Sara Cains, Chinese American first-year psychology major, is a commuter and avid fan of the Efroymson Diversity Center, a place used not only as an in-between class rest stop but also as a hub for supporting students and fostering diversity at Butler. 

Cains’ aunt is a Butler alumni, so she feels a familial connection to Butler, but that does not take away from the role the Diversity Center has played in her transition to college. 

“I never [have been] denied something because of how I looked because I know I’m white-passing, so I own that,” Cains said. “I guess I’d say [my experience with the Diversity Center has] not really [been] about how I look and how other people treat me. It’s nice to know I have a community where people share my same values.”   

Cains, like many others, feels a sense of belonging at Butler because of the welcoming environment fostered in the Diversity Center and its ability to nurture the varied identities coexisting in its space. 

Ultimately, the decision to commit was the result of Cain’s deliberate consideration of the resources Butler offered her not only as a commuter or person of marginalized origins but as someone who is ready to have real discussions within her campus community. 

In many cultures, family endorsement is a huge factor in one’s decision-making process. However, during the endeavor of selecting a college, the importance of objectivity placed upon students can outweigh all else. 

Ricky Vo, a sophomore pre-pharmacy major of Vietnamese heritage, is a residential assistant originally from Colorado who made sure to study his collegiate options from an objective point of view, regardless of his parent’s skepticism. 

“They supported my decision, but they’re Asian parents,” Vo said. “They don’t want me to leave the house, so that part of the culture [has been an adjustment for them].” 

When applying to colleges, Butler was ranked at the top of Vo’s list due to its strong pharmacy program and its advantageous six-year program length compared to the usual eight years. Regardless of their doubts, Vo’s parents agreed that Butler was the best choice for their son. 

Still, Vo’s commitment to Butler and Indianapolis extends far beyond just academics. During his first semester at Butler, Vo worked at the front desk of the Esports Park and held the position up until his second semester when he was offered an internship at Ourobio in downtown Indianapolis.  

“After committing to Butler and learning more about it, I definitely did learn more about aspects other than academics,” Vo said. “[It] was basically my experience and going out and looking on the internet, [and] looking at social media, to get an idea of what Butler is past the academics.” 

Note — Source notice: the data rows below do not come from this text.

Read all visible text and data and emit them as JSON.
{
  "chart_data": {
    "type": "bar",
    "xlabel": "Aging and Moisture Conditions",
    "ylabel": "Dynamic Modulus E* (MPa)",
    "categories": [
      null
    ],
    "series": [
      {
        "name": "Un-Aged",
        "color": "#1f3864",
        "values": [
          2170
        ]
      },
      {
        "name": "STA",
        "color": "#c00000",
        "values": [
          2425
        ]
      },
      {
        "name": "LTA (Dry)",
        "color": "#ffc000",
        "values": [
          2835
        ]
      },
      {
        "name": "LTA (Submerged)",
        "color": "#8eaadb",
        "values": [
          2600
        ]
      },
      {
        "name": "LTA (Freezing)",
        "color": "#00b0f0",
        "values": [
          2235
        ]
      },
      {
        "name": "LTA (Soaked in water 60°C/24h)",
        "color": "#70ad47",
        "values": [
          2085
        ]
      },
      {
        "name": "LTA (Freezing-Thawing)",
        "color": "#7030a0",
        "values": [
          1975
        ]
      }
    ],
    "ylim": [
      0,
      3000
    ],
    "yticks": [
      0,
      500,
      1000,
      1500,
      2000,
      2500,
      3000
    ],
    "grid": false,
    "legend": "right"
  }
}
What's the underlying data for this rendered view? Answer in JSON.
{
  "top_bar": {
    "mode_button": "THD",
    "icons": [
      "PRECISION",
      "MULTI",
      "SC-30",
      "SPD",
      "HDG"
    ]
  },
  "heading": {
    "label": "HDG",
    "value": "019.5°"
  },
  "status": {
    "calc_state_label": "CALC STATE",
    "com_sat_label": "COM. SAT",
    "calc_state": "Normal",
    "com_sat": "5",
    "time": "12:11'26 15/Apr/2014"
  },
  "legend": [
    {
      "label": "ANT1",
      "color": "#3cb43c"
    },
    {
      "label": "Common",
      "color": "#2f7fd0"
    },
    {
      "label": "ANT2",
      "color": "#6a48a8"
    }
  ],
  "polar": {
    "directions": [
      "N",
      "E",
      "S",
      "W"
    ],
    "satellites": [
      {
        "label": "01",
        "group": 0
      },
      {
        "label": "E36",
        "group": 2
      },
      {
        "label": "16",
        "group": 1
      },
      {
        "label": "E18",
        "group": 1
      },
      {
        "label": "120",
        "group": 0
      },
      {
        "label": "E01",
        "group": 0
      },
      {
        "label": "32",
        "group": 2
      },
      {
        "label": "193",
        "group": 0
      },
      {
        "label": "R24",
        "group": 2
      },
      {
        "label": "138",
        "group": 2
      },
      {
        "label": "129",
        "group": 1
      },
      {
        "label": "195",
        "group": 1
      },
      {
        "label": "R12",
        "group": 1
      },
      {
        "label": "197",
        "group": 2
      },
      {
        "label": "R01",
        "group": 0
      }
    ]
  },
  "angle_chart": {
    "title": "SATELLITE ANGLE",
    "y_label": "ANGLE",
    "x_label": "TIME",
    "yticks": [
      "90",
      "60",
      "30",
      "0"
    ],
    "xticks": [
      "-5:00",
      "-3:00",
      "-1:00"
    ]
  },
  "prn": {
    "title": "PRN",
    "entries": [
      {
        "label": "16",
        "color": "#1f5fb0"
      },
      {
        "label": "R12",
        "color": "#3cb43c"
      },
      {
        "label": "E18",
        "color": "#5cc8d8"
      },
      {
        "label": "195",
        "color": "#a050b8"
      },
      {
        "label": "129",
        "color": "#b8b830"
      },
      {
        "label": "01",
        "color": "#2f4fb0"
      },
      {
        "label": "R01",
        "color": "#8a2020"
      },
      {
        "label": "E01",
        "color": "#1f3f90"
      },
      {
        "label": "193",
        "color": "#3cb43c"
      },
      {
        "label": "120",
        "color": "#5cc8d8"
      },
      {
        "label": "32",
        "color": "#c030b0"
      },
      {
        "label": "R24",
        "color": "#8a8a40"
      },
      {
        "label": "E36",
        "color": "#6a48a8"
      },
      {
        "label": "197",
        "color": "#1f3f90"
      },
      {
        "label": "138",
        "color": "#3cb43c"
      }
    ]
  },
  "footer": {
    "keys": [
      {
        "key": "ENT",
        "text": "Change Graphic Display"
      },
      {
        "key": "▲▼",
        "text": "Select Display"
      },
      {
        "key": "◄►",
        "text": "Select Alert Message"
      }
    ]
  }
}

Currently, Vo serves as vice president of community engagement for Asian and Pacific Islander Alliance and as treasurer for Students of Color Allied in Healthcare, both student organizations under the Diversity Center. He also plays an active role at the Esports Park as the manager for the Valorant team. Vo is passionate in his belief that while Butler is a pillar of opportunity, in the end, it can only be what one makes of it. 

While Vo has developed plenty of experience with the greater Indianapolis and Butler community, his experience at Butler has also led to more personal development. 

“As a person of color in a predominantly white university, obviously people of different races and people of different identities have different opinions, but I think coming in with an open mind and wanting the freedom that college gives, I enjoyed it,” Vo said. “[It’s allowed me to learn] more about myself, learn more about the community here, learn more about what I like and what I don’t like, learn about myself, my values, my morals, that kind of thing.” 

College can certainly be a difficult transition for anyone, and for this reason, it is imperative to take into consideration the kind of support that is valued within Butler’s community. These accounts are simply a sample of the different experiences one can find on campus. While everyone’s collegiate path is different, it is important to trust the process of finding one’s footing through trial and error. 

Exploring college and finding a sense of community takes individual initiative. However, at Butler, support from peers is something that never falls short.